Comedy by Frederick Fenn and Richard Pryce.
Produced at The St. James's Theatre - Opening 14th April, 1904
Review from Black and White - 23rd April, 1904.

Seekers for a moral in Mr. George Alexander's production, Saturday to Monday, will decide that if you invite people to spend a week-end at your country cottage, it is wisest to name a definite date; otherwise you will find inconvenient people arriving and breaking in a delightful tete-a-tete. Still if the visitors had not come to Mrs. Wendover's cottage at Thames Filton on a Saturday when no one but Lord Culvert of Alcester was expected, there might have been no play; for Mrs. Wendover would not have learnt that as Agatha did not love Lord Culvert, she might accept him without fear of conscience. Agatha, by the way, is one of the most disingenuous but charming young people it has been our fortune to meet for a long time, on the stage or off; and as played by Miss Beatrice Forbes-Robertson, she quite takes one's heart, and makes one envy the sandwich-eating Probyn Dyke (Mr. Vane-Tempest has a gift for eating sandwiches on the stage, which tends to make us forget his other abilities).

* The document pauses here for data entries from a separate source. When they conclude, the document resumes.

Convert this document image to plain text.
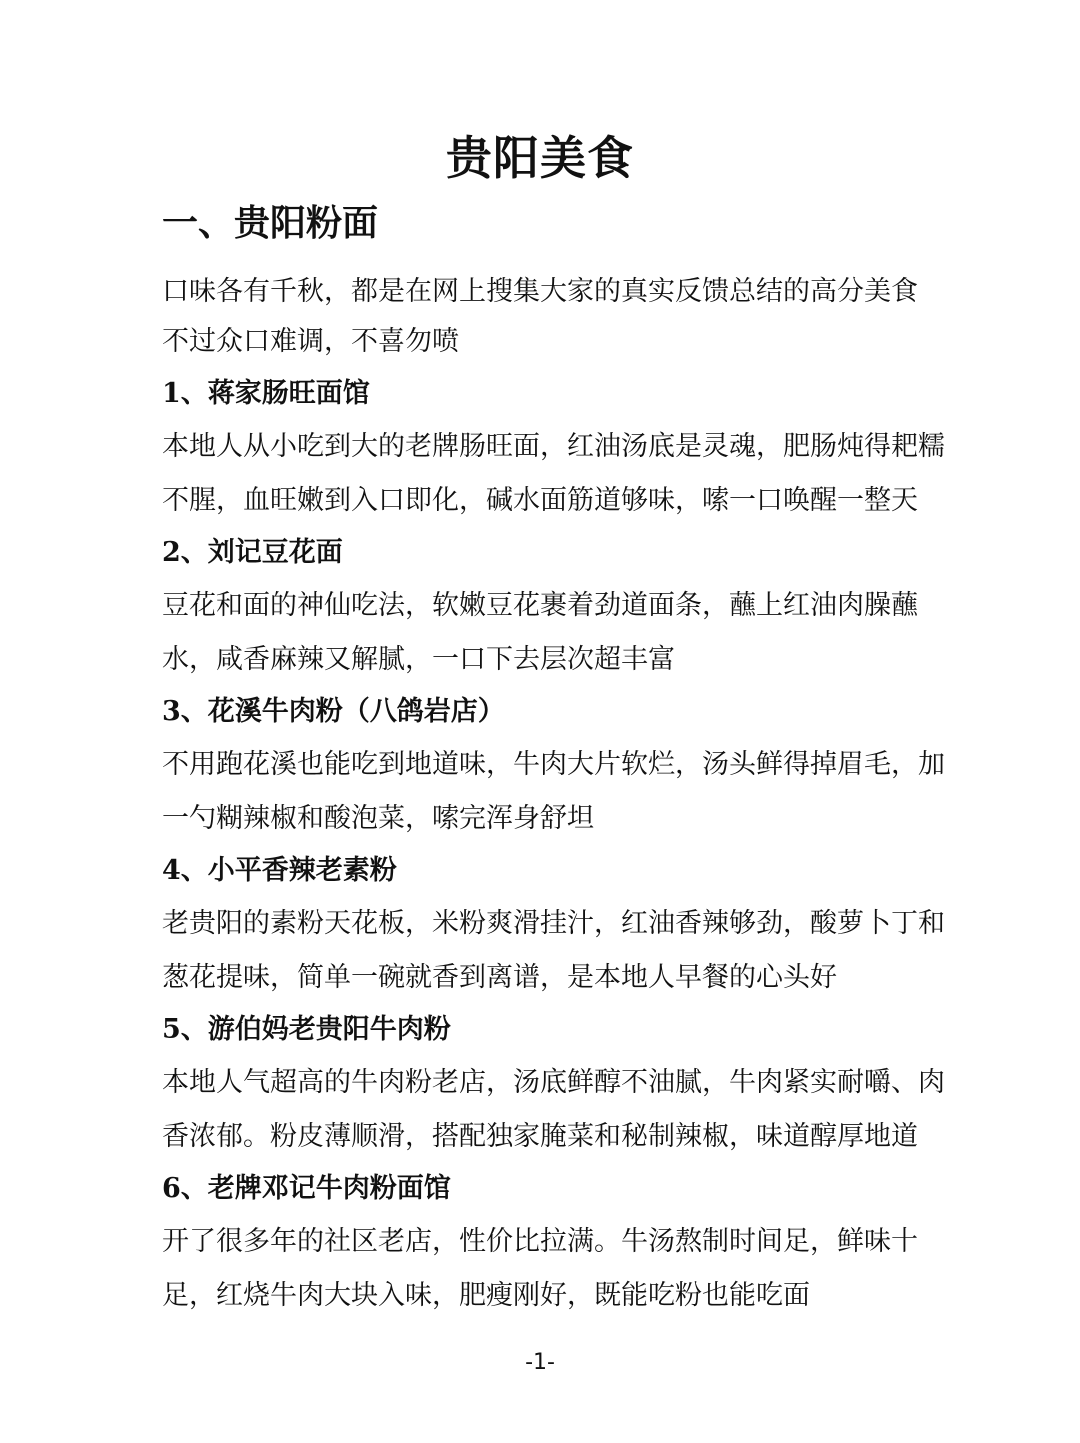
贵阳美食
一、贵阳粉面
口味各有千秋，都是在网上搜集大家的真实反馈总结的高分美食
不过众口难调，不喜勿喷
1、蒋家肠旺面馆
本地人从小吃到大的老牌肠旺面，红油汤底是灵魂，肥肠炖得耙糯
不腥，血旺嫩到入口即化，碱水面筋道够味，嗦一口唤醒一整天
2、刘记豆花面
豆花和面的神仙吃法，软嫩豆花裹着劲道面条，蘸上红油肉臊蘸
水，咸香麻辣又解腻，一口下去层次超丰富
3、花溪牛肉粉（八鸽岩店）
不用跑花溪也能吃到地道味，牛肉大片软烂，汤头鲜得掉眉毛，加
一勺糊辣椒和酸泡菜，嗦完浑身舒坦
4、小平香辣老素粉
老贵阳的素粉天花板，米粉爽滑挂汁，红油香辣够劲，酸萝卜丁和
葱花提味，简单一碗就香到离谱，是本地人早餐的心头好
5、游伯妈老贵阳牛肉粉
本地人气超高的牛肉粉老店，汤底鲜醇不油腻，牛肉紧实耐嚼、肉
香浓郁。粉皮薄顺滑，搭配独家腌菜和秘制辣椒，味道醇厚地道
6、老牌邓记牛肉粉面馆
开了很多年的社区老店，性价比拉满。牛汤熬制时间足，鲜味十
足，红烧牛肉大块入味，肥瘦刚好，既能吃粉也能吃面
-1-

Still, Lord Culvert does not care for Agatha, but he does care for Mrs. Wendover, and these two couples are properly sorted out at the close. But Lady Diana Porchester (Agatha's mother), Miss Toop, the curate's sister, and her friend, Miss Skeat, are disappointed; for they believed Lord Culvert was proposing to them in real earnest when he was only doing what Mrs. Wendover "dared" him to undertake. And putting them off by saying it was on Probyn Dyke's behalf and not on his own only led them to the "backwater where the lilies grow," and to disillusion. "Saturday to Monday" is a merry farce, which is spoiled only by the touch of bad manners in Lord Culvert's behaviour to these three ladies; Miss Lilian Braithwaite seems unable to adopt the attitude of farce, but nothing better could be desired than the portraiture of the two ladies (Miss Ursula Toop and Miss Skeat, her friend) by Miss Frances Wetherall and Miss Alice Beet. Messrs. Fred Fenn and Richard Pryce have also provided good opportunities for Mr. Hignett and Mr. E. Vivian Reynolds as the Rev. Lemuel Toop, the curate of Thames Filton, and Mr. Stanley Pidding, an elderly society idiot. Mr. Alexander reverts to his earlier manner, but has not regained all the qualities which made his Dr. Bill so amusing, and, of course, Saturday to Monday is not on the same plane as The Importance of Being Earnest.